Objectives: To describe the process used to design Alive & Thrive's impact evaluations in the three target countries and discuss the feasibility of developing contextually relevant designs adapted to the country-specific programmatic context.
Methods: The evaluation designs for Alive & Thrive needed to address several challenges. These included the selection of intervention components to evaluate rigorously; the identification of appropriate comparison groups in the context of rapidly scaling-up programs; the choice of impact indicators; addressing measurement challenges related to evaluating the impact of interventions targeted during the first 2 years of life on stunting; and developing methods and tools to assess implementation, utilization, and program impact pathways within evolving program portfolios.

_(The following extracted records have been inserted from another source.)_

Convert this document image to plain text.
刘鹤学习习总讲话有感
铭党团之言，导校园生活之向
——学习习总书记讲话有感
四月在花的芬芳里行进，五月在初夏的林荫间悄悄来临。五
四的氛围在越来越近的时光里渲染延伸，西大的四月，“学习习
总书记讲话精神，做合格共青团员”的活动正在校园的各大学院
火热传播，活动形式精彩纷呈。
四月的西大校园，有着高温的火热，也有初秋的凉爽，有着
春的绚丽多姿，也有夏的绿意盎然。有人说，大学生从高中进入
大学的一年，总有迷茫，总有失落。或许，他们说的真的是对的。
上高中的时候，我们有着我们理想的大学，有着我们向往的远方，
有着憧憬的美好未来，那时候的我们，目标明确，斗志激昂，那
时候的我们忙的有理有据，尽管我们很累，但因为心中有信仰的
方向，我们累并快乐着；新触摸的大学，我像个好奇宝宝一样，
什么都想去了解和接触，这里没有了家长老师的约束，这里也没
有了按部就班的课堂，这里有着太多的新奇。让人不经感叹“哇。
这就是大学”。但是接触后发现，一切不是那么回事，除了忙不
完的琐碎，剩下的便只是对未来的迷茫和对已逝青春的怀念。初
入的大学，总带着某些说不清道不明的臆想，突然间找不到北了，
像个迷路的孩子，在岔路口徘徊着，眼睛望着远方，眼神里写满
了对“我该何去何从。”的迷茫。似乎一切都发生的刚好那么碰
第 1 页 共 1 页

Results: In Bangladesh and Vietnam, cluster-randomized probability designs are used for the impact evaluations; in Ethiopia, the impact evaluation uses an adequacy design. In all three countries, repeated cross-sectional surveys, 4 years apart, are used to measure impact, and appropriate age groups are sampled separately to capture change in the main impact indicators. In addition, theory-driven process evaluations are used to study factors that facilitate or prevent achievement of impact and scale.
Conclusions: We conclude that robust impact and process evaluations of complex, large-scale nutrition programs are feasible, but that early implementer-evaluator engagement and shared vision and motivation to establishing meaningful evaluations are essential.